Subjects will be injected via venous catheter with one injection of 18 mCi [11C]carfentanil or two injections of 15 mCi of [11C]carfentanil to allow for the PET imaging studies.
INVOLVEMENT OF HUMAN SUBJECTS
A brief medical and neurologic examination will be done.
PET imaging will take up to five hours to complete. An antecubital vein will be catheterized to allow for radiopharmaceutical injection. Subjects will be positioned in the PET scanner for the transmission. Subjects will be studied according to one of four injection scenarios: 1) subject will be injected with 18 mCi of [11C]carfentanil; 2) subject will be injected with 2 injections of 15 mCi of [11C]carfentanil; 3) subject will be injected with 18 mCi of [11C]carfentanil; with a pharmacologic intervention; 4) subject will be injected with 2 injections of 15 mCi of [11C]carfentanil with a pharmacologic intervention between the injections. PET imaging will begin at the time of radiotracer injection. At the completion of the PET imaging session(s), the catheter will be removed and the subject will be finished.
RISKS
Low-level radiation exposure: the biologic effects of this level of exposure are judged to be minimal
Cannulation of a cutaneous vein: the likelihood and severity of a complication (infectious, hemorrhagic) are minimal.

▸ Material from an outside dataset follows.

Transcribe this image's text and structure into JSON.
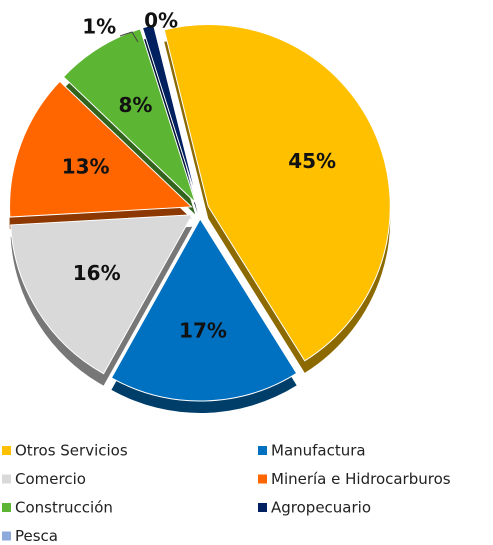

Idiosyncratic/allergic reaction to the study radiopharmaceutical: the likelihood of a reaction to tracer administration is low due to the small chemical amounts of tracer administered.
PRIVACY/CONFIDENTIALITY/CONSENT
A research subject will not be personally identified during presentation or write-up of the data. PET research data has limited accessibility.
Written informed consent will be obtained during a face-to-face visit after the study has been fully explained to the research subject and all questions have been fully answered.